While the critics gave it great reviews, and the MPA nominated it for an Oscar, I have to say that as an average movie viewer who simply likes to be entertained and rarely agrees with critics, I was thoroughly disappointed in this film. I won’t spoil the ending but let me simply say that I was left feeling like someone forgot to finish the ending - there was no closure in the film, no justice for the audience and no point to the ending. There went two hours of my life (which actually felt closer to four) that I will never recover.

Still, I suppose a night out is night out.

Tuesday, February 19, 2008

And We're Back . . . .

Well, we are finally rejoining the blogosphere. Sorry for the extended hiatus. Truth is, we had forgotten a bit what it’s like to live in Mexico since we were in the US for so long - from Christmas through the end of January. Mommy, Daddy and I had a terrific holiday with our family, and we actually got to relax a bit, since there were no weddings, housewarming parties or religious events for a change. We got to see all of our family, most of our friends and just hang out (I spent most of my spare time at Chuck-E-Cheese’s and the merry-go-round at the mall with my grandparents).

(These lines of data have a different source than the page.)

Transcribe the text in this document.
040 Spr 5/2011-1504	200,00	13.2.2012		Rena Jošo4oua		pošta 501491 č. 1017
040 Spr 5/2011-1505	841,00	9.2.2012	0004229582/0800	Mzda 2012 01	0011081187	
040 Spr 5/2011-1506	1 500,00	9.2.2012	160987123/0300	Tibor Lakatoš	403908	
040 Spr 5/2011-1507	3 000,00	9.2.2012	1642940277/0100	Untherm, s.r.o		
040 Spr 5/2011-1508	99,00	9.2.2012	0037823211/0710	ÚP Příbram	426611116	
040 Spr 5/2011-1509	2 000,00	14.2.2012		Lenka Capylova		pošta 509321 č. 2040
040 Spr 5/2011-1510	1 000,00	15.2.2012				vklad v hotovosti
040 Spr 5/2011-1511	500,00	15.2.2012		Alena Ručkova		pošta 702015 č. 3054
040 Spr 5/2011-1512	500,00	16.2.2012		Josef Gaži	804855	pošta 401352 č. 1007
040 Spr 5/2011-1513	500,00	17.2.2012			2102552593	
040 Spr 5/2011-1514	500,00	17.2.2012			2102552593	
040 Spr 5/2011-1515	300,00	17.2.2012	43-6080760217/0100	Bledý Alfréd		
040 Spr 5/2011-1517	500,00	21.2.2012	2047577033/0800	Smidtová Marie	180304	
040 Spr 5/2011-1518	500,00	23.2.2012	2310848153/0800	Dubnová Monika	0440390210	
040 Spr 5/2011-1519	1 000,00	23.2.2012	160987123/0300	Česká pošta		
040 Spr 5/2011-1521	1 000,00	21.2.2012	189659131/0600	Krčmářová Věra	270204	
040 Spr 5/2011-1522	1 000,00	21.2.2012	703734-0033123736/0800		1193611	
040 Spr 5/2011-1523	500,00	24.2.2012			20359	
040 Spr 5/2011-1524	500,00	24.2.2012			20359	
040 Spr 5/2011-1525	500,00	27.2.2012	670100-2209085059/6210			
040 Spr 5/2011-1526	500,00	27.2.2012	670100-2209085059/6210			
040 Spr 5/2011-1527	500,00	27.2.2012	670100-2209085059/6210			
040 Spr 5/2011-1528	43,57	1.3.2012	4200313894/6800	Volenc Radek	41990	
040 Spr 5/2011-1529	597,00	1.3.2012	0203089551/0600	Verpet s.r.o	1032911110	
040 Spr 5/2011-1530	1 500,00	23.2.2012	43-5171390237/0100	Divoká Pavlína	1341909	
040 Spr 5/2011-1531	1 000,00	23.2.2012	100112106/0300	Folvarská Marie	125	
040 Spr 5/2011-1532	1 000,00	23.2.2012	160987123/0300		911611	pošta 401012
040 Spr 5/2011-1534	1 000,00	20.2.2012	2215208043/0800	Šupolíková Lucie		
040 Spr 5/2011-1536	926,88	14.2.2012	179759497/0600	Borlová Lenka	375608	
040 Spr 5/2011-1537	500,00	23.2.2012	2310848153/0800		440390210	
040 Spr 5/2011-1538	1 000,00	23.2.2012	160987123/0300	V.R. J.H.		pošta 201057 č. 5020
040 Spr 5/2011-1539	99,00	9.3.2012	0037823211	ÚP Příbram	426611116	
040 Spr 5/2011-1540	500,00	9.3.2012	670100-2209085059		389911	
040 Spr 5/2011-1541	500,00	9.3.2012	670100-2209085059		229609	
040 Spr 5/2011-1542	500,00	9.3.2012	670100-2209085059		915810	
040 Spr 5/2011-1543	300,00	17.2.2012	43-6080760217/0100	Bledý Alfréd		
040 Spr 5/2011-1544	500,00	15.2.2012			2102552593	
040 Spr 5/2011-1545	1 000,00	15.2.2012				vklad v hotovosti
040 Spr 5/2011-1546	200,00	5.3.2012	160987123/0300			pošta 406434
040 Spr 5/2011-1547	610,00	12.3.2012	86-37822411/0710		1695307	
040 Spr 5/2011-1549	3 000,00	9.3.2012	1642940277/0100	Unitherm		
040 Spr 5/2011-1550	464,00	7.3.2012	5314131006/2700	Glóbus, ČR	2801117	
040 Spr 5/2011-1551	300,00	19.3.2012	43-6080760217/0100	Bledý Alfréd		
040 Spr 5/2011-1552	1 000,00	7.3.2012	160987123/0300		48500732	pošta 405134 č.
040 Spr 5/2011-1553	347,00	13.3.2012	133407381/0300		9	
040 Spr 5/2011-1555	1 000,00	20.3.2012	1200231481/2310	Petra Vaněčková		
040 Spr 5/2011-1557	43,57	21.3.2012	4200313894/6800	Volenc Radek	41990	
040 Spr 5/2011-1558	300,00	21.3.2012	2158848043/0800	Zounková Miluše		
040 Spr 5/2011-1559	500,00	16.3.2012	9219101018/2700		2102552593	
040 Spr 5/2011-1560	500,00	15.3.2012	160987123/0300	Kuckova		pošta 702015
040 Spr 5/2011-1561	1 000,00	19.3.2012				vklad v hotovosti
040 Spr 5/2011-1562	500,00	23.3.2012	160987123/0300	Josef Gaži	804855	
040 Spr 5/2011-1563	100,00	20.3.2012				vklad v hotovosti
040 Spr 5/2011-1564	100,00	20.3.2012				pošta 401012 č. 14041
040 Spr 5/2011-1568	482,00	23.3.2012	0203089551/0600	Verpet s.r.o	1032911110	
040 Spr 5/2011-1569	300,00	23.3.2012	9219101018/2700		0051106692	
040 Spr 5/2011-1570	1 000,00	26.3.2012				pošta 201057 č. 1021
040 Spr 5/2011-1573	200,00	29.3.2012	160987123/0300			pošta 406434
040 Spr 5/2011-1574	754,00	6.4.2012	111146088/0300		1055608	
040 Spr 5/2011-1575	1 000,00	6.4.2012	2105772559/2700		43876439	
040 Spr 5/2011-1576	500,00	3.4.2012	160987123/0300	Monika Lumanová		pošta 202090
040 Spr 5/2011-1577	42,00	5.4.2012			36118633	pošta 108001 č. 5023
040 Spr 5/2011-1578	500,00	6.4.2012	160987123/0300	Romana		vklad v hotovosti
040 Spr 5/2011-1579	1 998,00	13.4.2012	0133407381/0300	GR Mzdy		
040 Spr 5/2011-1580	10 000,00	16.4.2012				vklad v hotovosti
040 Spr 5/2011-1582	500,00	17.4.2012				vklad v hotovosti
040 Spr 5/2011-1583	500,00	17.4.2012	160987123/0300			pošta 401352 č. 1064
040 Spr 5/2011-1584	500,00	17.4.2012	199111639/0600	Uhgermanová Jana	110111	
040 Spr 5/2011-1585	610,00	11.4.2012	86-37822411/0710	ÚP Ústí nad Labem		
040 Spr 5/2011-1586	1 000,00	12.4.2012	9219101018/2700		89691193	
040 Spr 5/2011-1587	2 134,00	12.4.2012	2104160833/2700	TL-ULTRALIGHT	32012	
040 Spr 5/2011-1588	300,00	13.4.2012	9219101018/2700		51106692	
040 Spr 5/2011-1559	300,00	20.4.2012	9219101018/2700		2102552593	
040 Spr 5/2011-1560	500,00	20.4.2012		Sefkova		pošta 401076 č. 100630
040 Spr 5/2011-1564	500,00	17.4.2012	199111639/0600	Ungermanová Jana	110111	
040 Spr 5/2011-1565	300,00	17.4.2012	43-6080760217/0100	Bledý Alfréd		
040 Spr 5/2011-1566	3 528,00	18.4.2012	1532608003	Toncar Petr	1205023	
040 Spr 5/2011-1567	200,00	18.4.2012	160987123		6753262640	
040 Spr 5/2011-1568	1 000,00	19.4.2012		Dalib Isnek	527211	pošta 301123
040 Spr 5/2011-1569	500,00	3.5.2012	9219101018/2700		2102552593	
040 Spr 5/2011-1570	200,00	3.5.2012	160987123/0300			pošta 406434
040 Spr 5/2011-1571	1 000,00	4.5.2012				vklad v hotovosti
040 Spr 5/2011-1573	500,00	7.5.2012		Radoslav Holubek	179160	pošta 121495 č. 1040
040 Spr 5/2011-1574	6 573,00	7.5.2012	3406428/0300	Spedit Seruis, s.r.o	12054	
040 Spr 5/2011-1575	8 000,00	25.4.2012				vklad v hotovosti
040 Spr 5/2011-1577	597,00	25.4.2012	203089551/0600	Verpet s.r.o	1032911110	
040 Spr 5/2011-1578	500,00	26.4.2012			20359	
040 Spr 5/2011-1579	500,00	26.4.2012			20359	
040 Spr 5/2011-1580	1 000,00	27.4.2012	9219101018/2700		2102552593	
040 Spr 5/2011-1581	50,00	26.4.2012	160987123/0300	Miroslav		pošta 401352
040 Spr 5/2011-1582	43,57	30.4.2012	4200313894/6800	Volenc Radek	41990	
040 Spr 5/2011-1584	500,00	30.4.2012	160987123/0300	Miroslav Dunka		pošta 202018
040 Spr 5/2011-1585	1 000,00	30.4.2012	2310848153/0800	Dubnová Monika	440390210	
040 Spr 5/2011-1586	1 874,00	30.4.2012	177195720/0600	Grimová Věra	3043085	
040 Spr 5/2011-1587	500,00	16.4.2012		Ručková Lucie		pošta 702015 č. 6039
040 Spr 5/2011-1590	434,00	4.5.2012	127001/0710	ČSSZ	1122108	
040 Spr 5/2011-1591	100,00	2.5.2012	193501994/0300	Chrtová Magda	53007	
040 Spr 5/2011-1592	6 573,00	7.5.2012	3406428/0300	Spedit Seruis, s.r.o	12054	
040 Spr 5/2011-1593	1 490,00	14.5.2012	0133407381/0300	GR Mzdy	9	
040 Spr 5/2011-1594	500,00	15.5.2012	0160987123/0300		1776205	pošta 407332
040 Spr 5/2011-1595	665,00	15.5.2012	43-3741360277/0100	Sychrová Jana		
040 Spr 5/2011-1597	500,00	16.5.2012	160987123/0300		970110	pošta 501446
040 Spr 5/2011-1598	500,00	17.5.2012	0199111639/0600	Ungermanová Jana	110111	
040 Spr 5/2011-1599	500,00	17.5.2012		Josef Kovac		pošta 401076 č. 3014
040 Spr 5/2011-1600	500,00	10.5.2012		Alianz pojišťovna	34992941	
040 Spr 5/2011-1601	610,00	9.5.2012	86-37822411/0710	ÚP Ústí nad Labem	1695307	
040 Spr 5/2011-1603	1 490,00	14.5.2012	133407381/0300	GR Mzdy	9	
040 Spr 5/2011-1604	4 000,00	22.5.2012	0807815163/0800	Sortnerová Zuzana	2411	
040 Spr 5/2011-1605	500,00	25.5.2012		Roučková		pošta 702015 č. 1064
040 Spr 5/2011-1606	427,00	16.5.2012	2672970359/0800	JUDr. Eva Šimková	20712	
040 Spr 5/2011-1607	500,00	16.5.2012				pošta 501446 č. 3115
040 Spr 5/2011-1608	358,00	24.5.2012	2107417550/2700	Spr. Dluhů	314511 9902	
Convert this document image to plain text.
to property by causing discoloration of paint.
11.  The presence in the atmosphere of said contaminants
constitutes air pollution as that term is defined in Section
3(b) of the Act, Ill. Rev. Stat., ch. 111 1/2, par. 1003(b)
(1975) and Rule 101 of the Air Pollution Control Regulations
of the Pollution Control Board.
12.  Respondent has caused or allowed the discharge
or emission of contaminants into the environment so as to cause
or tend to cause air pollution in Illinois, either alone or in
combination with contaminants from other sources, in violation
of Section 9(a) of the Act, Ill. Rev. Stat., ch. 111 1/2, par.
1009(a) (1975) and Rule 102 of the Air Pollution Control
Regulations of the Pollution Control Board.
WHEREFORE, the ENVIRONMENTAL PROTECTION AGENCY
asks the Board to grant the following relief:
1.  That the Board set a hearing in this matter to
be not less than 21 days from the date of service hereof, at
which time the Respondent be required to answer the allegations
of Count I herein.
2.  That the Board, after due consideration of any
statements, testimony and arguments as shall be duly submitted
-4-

While the trip itself was wonderful, it started out a bit bumpy, with our flight out of Mexico City getting delayed twice and then canceled, and Mommy getting her purse stolen. That, combined with the fact that Mommy and Daddy were still suffering from a serious flu that had lasted about 5 weeks made for interesting travels. I was on my best behavior to help them out, though, and held up without any tantrums or hysteria after being shuttled on and off the plane and around the airport for a total of 9 hours, without ever having left the ground.
So now that we are back in the Distrito Federal, we are settling back into normalcy - for me that means no more staying up until 10:30 at night, waking up at 9:00 a.m., skipping naps and eating a dinner of chicken nuggets for days at a time. Mommy is convinced that, as great as it was to be in NJ, 6 weeks of this behavior can’t be looked upon too favorably by the likes of Family Services. So for the foreseeable future, we are staying put.
With somewhat of a routine and schedule in our lives, I think you'll also find that we will be blogging a lot more (for those few readers we have left).